Pero esto no es compatible con la naturaleza, la materia y el universo, ni con la nueva teoría Unificada Física de Cuerdas CFD de la Fundación Cónido de Madrid, que ya pronostica que la masa de las partículas no se puede crear, ni destruir, ni transformar y solo puede cambiar de estado (valores de ciertos parámetros de sus características) bajo modelización matemática y en condiciones adecuadas no manejables, y además es eterna.
Lógicamente, en un mundo material que se degrada aparente y continuamente, se podría pensar, que toda la masa se va transformando en energía sin lugar, ni posición, y que después, podría aparecer por sorpresa en alguna parte, dando así la razón en el futuro, a todas las teorías religiosas creacionistas, sobre todo judío-cristianas, que considerarían esa aparición, como la creación caprichosa de una obra divina imposible en nuestro universo.
Es necesario recordar, que por desgracia todavía hoy, la ciencia física oficial está basada en los supuestos trabajos erróneos de dos súper religiosos como el Sr. Einstein, judío y defensor y practicante a conveniencia de las creencias religiosas de la religión judía, con sus teorías aparentes, erróneas y demagogas de la Relatividad y del Sr.

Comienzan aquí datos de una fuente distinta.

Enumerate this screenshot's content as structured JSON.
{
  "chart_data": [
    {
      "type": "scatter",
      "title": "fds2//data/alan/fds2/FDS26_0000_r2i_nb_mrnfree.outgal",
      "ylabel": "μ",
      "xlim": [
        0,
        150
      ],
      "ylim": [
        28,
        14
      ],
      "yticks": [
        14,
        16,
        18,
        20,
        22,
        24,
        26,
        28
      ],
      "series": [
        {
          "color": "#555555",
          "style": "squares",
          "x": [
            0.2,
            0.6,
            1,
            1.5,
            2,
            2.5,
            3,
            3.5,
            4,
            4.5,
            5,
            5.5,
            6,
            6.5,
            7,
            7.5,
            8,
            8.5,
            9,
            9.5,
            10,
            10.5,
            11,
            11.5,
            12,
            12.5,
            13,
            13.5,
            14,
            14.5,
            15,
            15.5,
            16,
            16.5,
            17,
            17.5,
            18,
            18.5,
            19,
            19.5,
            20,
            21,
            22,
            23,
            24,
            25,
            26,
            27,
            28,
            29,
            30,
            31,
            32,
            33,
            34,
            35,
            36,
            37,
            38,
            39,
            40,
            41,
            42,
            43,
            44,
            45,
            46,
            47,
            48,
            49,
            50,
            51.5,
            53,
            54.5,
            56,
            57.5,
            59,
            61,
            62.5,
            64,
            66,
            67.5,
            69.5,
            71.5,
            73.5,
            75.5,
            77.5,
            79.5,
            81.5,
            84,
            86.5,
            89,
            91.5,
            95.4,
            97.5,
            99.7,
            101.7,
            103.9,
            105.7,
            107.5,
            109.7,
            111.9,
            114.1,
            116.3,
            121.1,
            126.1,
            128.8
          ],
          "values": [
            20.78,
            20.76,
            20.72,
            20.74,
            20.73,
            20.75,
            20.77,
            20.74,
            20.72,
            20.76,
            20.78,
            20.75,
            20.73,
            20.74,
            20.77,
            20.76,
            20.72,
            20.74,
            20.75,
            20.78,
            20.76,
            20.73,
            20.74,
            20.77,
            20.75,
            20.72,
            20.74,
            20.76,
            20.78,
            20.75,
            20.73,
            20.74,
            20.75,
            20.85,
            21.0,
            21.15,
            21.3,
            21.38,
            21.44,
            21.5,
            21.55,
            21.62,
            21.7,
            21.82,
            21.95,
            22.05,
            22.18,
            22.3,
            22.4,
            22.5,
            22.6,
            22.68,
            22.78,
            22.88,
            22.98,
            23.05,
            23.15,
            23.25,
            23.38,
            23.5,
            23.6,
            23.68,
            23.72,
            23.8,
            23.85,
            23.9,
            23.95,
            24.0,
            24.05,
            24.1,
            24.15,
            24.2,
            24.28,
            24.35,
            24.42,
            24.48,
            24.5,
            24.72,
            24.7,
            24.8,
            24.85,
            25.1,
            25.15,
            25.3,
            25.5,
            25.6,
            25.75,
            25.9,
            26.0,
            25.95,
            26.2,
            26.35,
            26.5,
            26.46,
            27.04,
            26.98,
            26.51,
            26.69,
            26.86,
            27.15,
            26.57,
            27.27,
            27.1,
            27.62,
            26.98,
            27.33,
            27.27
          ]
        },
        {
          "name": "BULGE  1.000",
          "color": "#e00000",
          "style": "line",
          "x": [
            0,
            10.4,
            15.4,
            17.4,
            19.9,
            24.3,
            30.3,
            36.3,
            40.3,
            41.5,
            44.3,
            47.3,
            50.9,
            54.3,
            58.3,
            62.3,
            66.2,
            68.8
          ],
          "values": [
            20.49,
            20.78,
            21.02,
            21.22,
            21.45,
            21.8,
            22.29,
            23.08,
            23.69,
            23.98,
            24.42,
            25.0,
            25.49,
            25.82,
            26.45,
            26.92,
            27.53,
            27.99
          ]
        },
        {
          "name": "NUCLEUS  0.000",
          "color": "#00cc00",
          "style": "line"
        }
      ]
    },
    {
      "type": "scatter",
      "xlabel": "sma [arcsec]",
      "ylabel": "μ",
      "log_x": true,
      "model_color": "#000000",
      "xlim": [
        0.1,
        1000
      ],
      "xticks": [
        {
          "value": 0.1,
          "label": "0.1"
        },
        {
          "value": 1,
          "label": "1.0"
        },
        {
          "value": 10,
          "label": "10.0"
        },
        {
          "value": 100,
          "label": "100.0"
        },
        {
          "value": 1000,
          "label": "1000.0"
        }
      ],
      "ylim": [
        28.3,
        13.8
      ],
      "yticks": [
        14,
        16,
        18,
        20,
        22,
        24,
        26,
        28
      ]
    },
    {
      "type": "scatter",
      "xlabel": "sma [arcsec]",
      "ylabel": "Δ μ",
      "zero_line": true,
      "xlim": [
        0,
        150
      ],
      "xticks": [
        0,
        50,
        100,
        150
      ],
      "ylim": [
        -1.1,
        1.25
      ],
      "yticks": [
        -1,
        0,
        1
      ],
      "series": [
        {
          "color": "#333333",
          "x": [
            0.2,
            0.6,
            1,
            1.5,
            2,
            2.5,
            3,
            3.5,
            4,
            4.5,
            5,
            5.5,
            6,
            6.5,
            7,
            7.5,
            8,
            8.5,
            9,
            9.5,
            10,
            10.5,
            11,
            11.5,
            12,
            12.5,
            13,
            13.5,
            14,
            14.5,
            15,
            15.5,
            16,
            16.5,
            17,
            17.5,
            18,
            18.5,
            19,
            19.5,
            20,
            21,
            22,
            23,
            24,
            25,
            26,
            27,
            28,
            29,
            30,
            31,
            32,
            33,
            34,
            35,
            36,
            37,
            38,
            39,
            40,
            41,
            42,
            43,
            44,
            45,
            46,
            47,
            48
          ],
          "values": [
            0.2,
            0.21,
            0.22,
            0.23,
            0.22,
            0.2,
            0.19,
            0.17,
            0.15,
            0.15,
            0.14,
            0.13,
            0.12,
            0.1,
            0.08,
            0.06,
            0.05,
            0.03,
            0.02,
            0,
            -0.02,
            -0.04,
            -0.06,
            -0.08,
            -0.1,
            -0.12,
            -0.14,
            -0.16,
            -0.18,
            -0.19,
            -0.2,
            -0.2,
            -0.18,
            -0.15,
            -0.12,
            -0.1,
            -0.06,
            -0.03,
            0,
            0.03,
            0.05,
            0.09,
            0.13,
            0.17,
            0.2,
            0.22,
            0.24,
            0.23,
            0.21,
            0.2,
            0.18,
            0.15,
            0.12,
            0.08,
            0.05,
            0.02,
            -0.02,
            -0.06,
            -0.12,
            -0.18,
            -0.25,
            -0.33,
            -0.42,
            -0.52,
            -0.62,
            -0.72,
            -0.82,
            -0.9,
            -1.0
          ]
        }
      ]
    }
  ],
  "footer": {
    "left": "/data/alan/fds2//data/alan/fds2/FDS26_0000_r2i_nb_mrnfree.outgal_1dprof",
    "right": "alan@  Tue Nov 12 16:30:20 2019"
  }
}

Newton, practicante acérrimo de la religión cristiana, con sus leyes de la gravitación imposibles y que considera falsamente, dogmas inamovibles del conocimiento de la física y de la humanidad, lo que la convierte en una ciencia religiosa y por tanto sin libertad de pensamiento, al tener éste, mediatizado por sus fantásticas y fanáticas creencias religiosas basadas en el temor miserable a la otra vida y a la llegada de un Mesías ilusorio, que les ayudaría ruín y partidistamente a gobernar el mundo, y así engrosar corruptamente sus bolsillos de dinero y de poder, como si los demás fuesen verdaderos borregos imbéciles, sin conocimiento, ni pensamiento.
Pero esta ciencia no se da cuenta que lo que “ve”, es solo aparente, porque no puede alcanzar los tamaños tan infinitamente pequeños de las partículas. Desde arriba solo vemos el bosque, que parece solo un elemento, pero desde abajo vemos miles de árboles todos distintos.